Web Resize on-the-fly: one thousand images per second on Tesla V100 GPU
Fastvideo company has been developing GPU-based image processing SDK since 2011, and we also got some outstanding results for software performance on NVIDIA GPU (mobile, laptop, desktop, server). We’ve implemented the first JPEG codec on CUDA, which is still the fastest solution on the market. Apart from JPEG, we’ve also released JPEG2000 codec on GPU and SDK with high performance image processing algorithms on CUDA. Our SDK offers just exceptional speed for many imaging applications, especially in situations when CPU-based solutions are unable to offer either sufficient performance or latency. Now we would like to introduce our Resize image on the fly solution.
JPEG Resize on-the-fly
In various imaging applications we have to do image resize and quite often we need to resize JPEG images. In such a case the task gets more complicated, as soon as we can't do resize directly, because images are compressed. Solution is not difficult, we just need to decompress the image, then do resize and encode it to get resized image. Nevertheless, we can face some difficulties if we assume that we need to resize many millions of images every day and here comes questions concerning performance optimization. Now we need not only to get it right, we have to do that very fast. And there is a good news that it can be done this way.

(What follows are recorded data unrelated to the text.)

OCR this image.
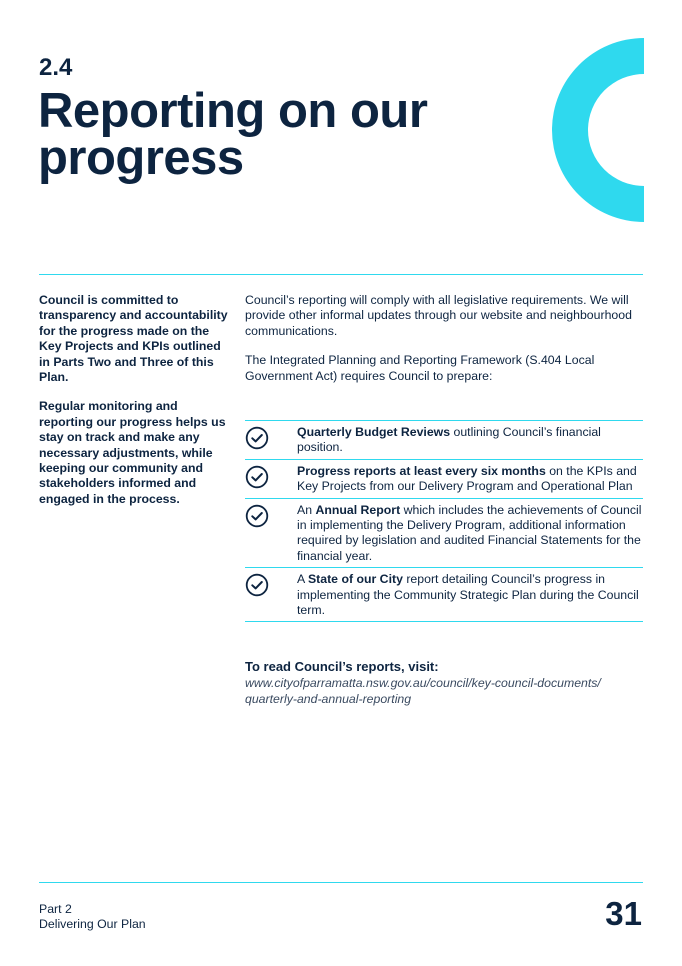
2.4
Reporting on our progress

Council is committed to transparency and accountability for the progress made on the Key Projects and KPIs outlined in Parts Two and Three of this Plan.

Regular monitoring and reporting our progress helps us stay on track and make any necessary adjustments, while keeping our community and stakeholders informed and engaged in the process.

Council’s reporting will comply with all legislative requirements. We will provide other informal updates through our website and neighbourhood communications.

The Integrated Planning and Reporting Framework (S.404 Local Government Act) requires Council to prepare:

Quarterly Budget Reviews outlining Council’s financial position.
Progress reports at least every six months on the KPIs and Key Projects from our Delivery Program and Operational Plan
An Annual Report which includes the achievements of Council in implementing the Delivery Program, additional information required by legislation and audited Financial Statements for the financial year.
A State of our City report detailing Council’s progress in implementing the Community Strategic Plan during the Council term.
To read Council’s reports, visit:
www.cityofparramatta.nsw.gov.au/council/key-council-documents/
quarterly-and-annual-reporting
Part 2
Delivering Our Plan	31
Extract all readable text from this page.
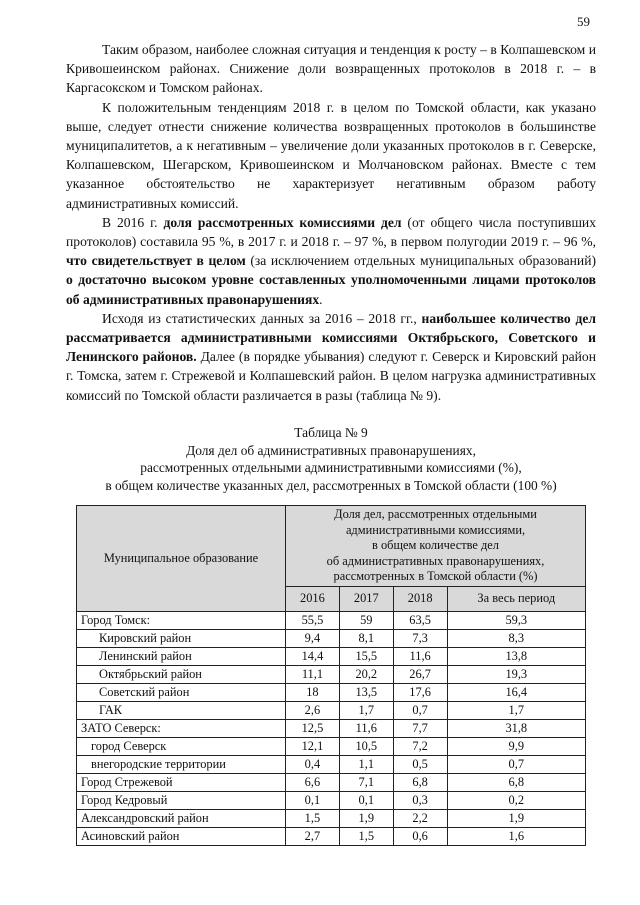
59

Таким образом, наиболее сложная ситуация и тенденция к росту – в Колпашевском и Кривошеинском районах. Снижение доли возвращенных протоколов в 2018 г. – в Каргасокском и Томском районах.

К положительным тенденциям 2018 г. в целом по Томской области, как указано выше, следует отнести снижение количества возвращенных протоколов в большинстве муниципалитетов, а к негативным – увеличение доли указанных протоколов в г. Северске, Колпашевском, Шегарском, Кривошеинском и Молчановском районах. Вместе с тем указанное обстоятельство не характеризует негативным образом работу административных комиссий.

В 2016 г. доля рассмотренных комиссиями дел (от общего числа поступивших протоколов) составила 95 %, в 2017 г. и 2018 г. – 97 %, в первом полугодии 2019 г. – 96 %, что свидетельствует в целом (за исключением отдельных муниципальных образований) о достаточно высоком уровне составленных уполномоченными лицами протоколов об административных правонарушениях.

Исходя из статистических данных за 2016 – 2018 гг., наибольшее количество дел рассматривается административными комиссиями Октябрьского, Советского и Ленинского районов. Далее (в порядке убывания) следуют г. Северск и Кировский район г. Томска, затем г. Стрежевой и Колпашевский район. В целом нагрузка административных комиссий по Томской области различается в разы (таблица № 9).

Таблица № 9
Доля дел об административных правонарушениях,
рассмотренных отдельными административными комиссиями (%),
в общем количестве указанных дел, рассмотренных в Томской области (100 %)
Муниципальное образование	Доля дел, рассмотренных отдельными
административными комиссиями,
в общем количестве дел
об административных правонарушениях,
рассмотренных в Томской области (%)			

	2016	2017	2018	За весь период
Город Томск:	55,5	59	63,5	59,3
Кировский район	9,4	8,1	7,3	8,3
Ленинский район	14,4	15,5	11,6	13,8
Октябрьский район	11,1	20,2	26,7	19,3
Советский район	18	13,5	17,6	16,4
ГАК	2,6	1,7	0,7	1,7
ЗАТО Северск:	12,5	11,6	7,7	31,8
город Северск	12,1	10,5	7,2	9,9
внегородские территории	0,4	1,1	0,5	0,7
Город Стрежевой	6,6	7,1	6,8	6,8
Город Кедровый	0,1	0,1	0,3	0,2
Александровский район	1,5	1,9	2,2	1,9
Асиновский район	2,7	1,5	0,6	1,6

In the standard set of demo applications from Fastvideo SDK for NVIDIA GPUs there is a sample application for JPEG resize. It's supplied both in binaries and with source codes to let users integrate it easily into their software solutions. This is the software to solve the problem of fast resize (JPEG resize on-the-fly), which is essential for many high performance applications, including high load web services. That application can do JPEG resize very fast, and user can test the binary to check image quality and performance.
If we consider high load web application as an example, we can formulate the following task: we have big database of images in JPEG format, and we need to perform fast resize for these images with minimum latency. This is also a problem for big sites with responsive design: how to prepare set of images with optimal resolutions to minimize traffic and to do that as fast as possible?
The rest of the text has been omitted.